Try to have the force generated by the legs create an immediate connection to the ground with a large horizontal component of velocity at ground contact. The knee drive forward and opposite foot pulling on the ground should occur simultaneously when the foot contacts the ground. This can be compared to a single-leg vertical jump where the free leg drives upward as the other leg extends. The difference in sprinting are the greater horizontal components of velocity and force, and the immediate horizontal force on ground contact. There should not be a two-count on ground contact and knee drive. If the foot contacts the ground before the trailing knee is brought forward, it takes more time for the horizontal force to develop and for the stride to finish. The foot’s horizontal component of the velocity will not be as high if it lands early and ahead of the hips. This is both due to the foot being in its downward rotation before it is under the hips, and due to the foot having a shorter path through which to accelerate before contacting the ground. If the knee is aligned with the foot at ground contact, the duration of the ground contact time is shortened, and there is greater horizontal component of velocity immediately on ground contact.

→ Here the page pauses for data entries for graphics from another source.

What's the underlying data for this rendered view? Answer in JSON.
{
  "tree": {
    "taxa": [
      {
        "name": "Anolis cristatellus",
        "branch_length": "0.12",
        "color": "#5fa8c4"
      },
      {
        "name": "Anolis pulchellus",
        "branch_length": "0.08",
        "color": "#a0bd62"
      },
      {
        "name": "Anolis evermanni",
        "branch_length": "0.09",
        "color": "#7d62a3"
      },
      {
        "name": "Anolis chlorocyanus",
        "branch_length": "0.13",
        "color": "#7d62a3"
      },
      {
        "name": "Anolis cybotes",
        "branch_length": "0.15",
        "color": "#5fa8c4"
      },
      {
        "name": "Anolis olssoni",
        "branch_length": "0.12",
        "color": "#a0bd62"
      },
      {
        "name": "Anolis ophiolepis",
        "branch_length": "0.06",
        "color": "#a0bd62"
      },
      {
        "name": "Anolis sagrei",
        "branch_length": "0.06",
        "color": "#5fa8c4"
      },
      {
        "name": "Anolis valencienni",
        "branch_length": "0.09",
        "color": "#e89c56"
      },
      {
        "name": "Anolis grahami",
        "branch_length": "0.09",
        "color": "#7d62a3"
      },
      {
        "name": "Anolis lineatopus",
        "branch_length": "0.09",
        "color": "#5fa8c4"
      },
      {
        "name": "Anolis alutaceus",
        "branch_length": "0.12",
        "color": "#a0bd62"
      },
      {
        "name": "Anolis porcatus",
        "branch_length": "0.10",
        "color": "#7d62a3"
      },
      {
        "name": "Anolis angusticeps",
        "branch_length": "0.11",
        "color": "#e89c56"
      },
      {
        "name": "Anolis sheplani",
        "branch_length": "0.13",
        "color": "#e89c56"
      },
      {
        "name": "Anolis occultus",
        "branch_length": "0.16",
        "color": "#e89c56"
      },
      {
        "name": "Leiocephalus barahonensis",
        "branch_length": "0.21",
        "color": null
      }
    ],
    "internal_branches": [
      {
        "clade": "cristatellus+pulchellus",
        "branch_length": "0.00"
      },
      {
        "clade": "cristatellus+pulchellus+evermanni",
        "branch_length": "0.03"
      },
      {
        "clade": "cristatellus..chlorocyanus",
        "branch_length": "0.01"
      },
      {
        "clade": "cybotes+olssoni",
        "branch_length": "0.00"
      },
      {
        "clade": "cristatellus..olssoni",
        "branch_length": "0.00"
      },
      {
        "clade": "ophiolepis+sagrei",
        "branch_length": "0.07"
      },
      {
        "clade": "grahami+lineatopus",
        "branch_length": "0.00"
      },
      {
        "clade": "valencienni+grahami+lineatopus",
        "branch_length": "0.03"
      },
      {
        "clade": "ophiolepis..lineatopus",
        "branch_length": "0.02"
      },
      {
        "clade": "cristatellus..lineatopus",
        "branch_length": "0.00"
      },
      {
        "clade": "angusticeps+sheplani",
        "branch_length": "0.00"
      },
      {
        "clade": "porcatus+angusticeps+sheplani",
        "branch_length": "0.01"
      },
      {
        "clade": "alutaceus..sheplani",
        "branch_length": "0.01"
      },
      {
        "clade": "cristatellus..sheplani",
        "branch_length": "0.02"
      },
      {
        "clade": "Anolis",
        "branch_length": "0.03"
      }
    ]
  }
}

Another way to analyze this movement is to consider that both legs are moving their fastest as they cross under the hips. Having the legs moving their fastest as they cross at ground contact helps in two ways. It allows the foot to be moving backwards at a high velocity either to accelerate the body or to maintain top speed. The other benefit is having the trail leg quickly rotate ahead of the body. This has its own two benefits: 1) the thigh’s forward momentum drives the body’s center of mass forward, and also provides a force to counter with the glutes producing the thigh’s sudden change of direction creating a forward force. 2) the thigh’s high forward rotational speed at ground contact allows it to reach its maximum forward rotation faster so that the glutes can also pull early to repeat the process with the opposite movements. If the thigh is not in a position to pull with the glutes early enough, the foot cannot be accelerated before ground contact. A slower backward foot velocity means a slower running speed.